J&J operates three separate business segments: pharmaceuticals, medical devices and over-the-counter consumer products. Such diversification is a plus because when one unit struggles, the others can pick up the slack. What's more, no product accounts for more than 10 per cent of total revenue. Even as J&J is well diversified within the health-care industry, the company as a whole stands to benefit from demographic trends: as consumers age, they tend to consume more pharmaceuticals and require more diagnostic tests. This bodes well for J&J in the long run.

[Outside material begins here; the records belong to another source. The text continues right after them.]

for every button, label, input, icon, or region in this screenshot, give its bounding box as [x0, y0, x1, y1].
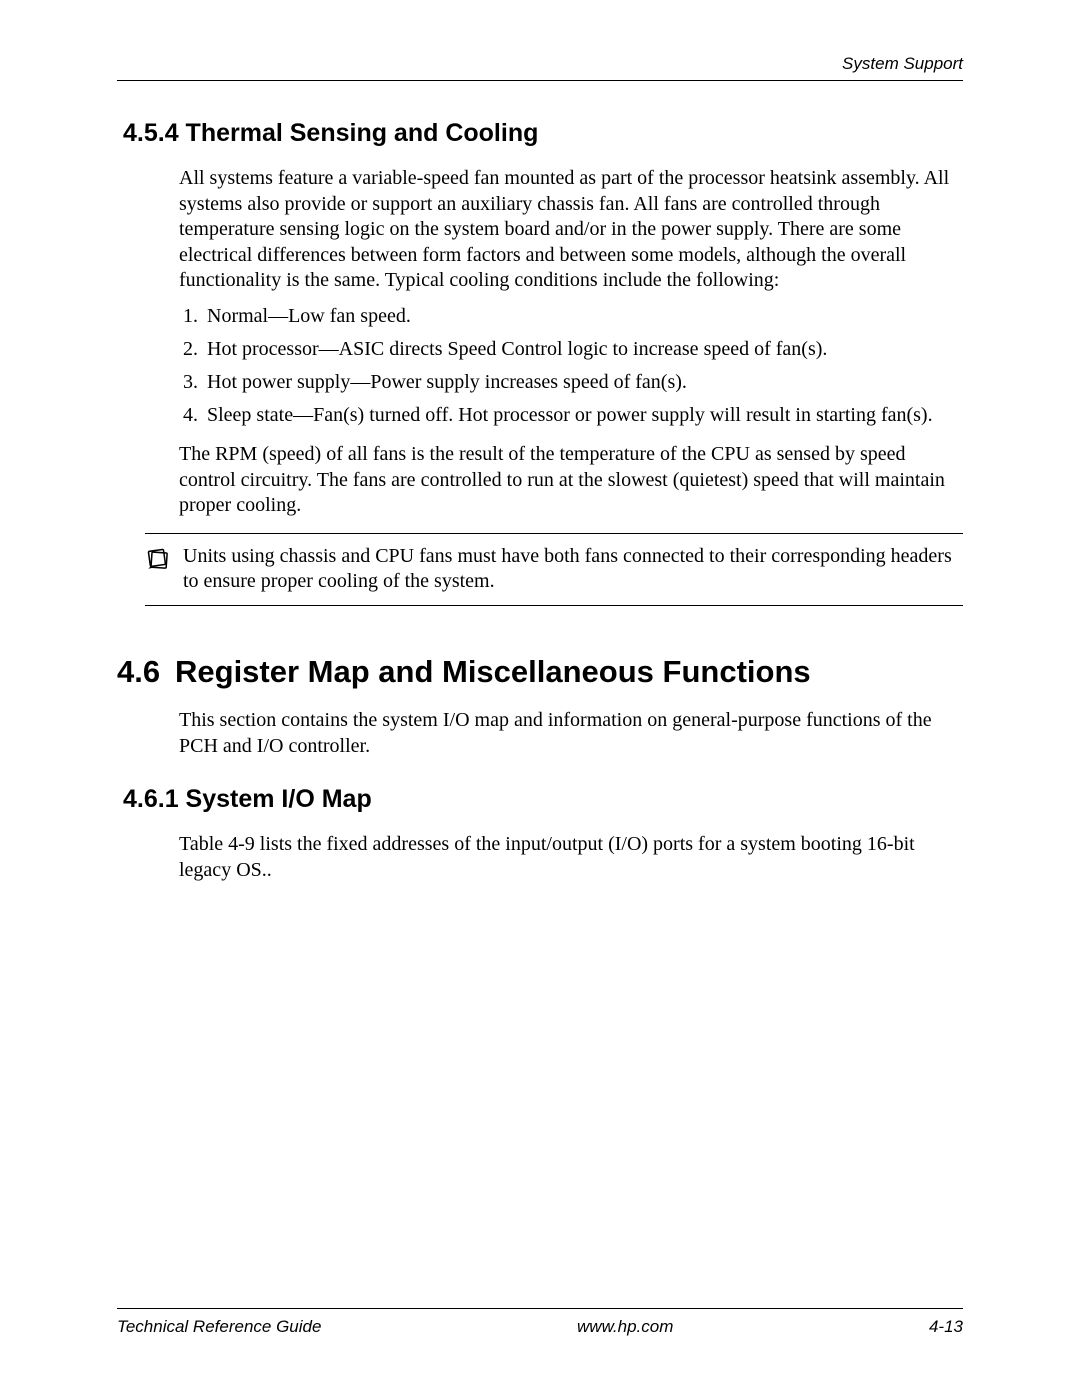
- note-text: Units using chassis and CPU fans must ha…: [183, 544, 963, 595]
- note-icon: [145, 546, 173, 577]
- footer-center: www.hp.com: [577, 1317, 673, 1337]
- footer-left: Technical Reference Guide: [117, 1317, 321, 1337]
- header-rule: [117, 80, 963, 81]
- list-item: Hot power supply—Power supply increases …: [203, 370, 963, 395]
- para-461-1: Table 4-9 lists the fixed addresses of t…: [179, 832, 963, 883]
- cooling-conditions-list: Normal—Low fan speed. Hot processor—ASIC…: [203, 304, 963, 428]
- heading-4-6-title: Register Map and Miscellaneous Functions: [175, 654, 811, 689]
- header-section-label: System Support: [117, 54, 963, 80]
- note-row: Units using chassis and CPU fans must ha…: [145, 540, 963, 599]
- heading-4-6: 4.6Register Map and Miscellaneous Functi…: [117, 654, 963, 690]
- heading-4-6-number: 4.6: [117, 654, 175, 690]
- footer-row: Technical Reference Guide www.hp.com 4-1…: [117, 1317, 963, 1337]
- note-rule-top: [145, 533, 963, 534]
- section-4-5-4-body: All systems feature a variable-speed fan…: [179, 166, 963, 519]
- list-item: Hot processor—ASIC directs Speed Control…: [203, 337, 963, 362]
- note-rule-bottom: [145, 605, 963, 606]
- para-46-1: This section contains the system I/O map…: [179, 708, 963, 759]
- section-4-6-1-body: Table 4-9 lists the fixed addresses of t…: [179, 832, 963, 883]
- page: System Support 4.5.4 Thermal Sensing and…: [0, 0, 1080, 883]
- footer-rule: [117, 1308, 963, 1309]
- para-454-2: The RPM (speed) of all fans is the resul…: [179, 442, 963, 519]
- note-block: Units using chassis and CPU fans must ha…: [145, 533, 963, 606]
- heading-4-6-1: 4.6.1 System I/O Map: [123, 785, 963, 814]
- section-4-6-body: This section contains the system I/O map…: [179, 708, 963, 759]
- footer: Technical Reference Guide www.hp.com 4-1…: [117, 1308, 963, 1337]
- list-item: Sleep state—Fan(s) turned off. Hot proce…: [203, 403, 963, 428]
- heading-4-5-4: 4.5.4 Thermal Sensing and Cooling: [123, 119, 963, 148]
- para-454-1: All systems feature a variable-speed fan…: [179, 166, 963, 294]
- list-item: Normal—Low fan speed.: [203, 304, 963, 329]
- footer-right: 4-13: [929, 1317, 963, 1337]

The stock is reasonably valued

Despite J&J's solid results, the stock has dropped more than 10 per cent in the past three weeks, dragged down by the market's general malaise. The shares – which closed Tuesday at $97.01, down $2.11 – are now trading at a price-to-earnings multiple of about 15.3 times estimated 2015 earnings, down from more than 17 times as recently as September. For investors who believe in buying great companies when their shares are experiencing a setback, J&J is worth a look. That's not to say the stock won't fall further. It might. But it's already had a meaningful pullback.

The risks are acceptable

Governments and insurance companies are always looking for ways to rein in health-care costs, and "this pricing pressure is a continuous concern for investors and is a long-term risk for the industry," Ms. Evans said. Moreover, the company faces intense competition in the pharmaceutical space. For example, Olysio – introduced last year – was a big contributor to J&J's third-quarter earnings, but Gilead Sciences Inc.'s recently approved hepatitis C treatment Harvoni threatens to steal some of Olysio's market share.

However, given J&J's global reach, diversified product portfolio and long track record of growing revenue, earnings and dividends, the company will manage the risks and continue to prosper.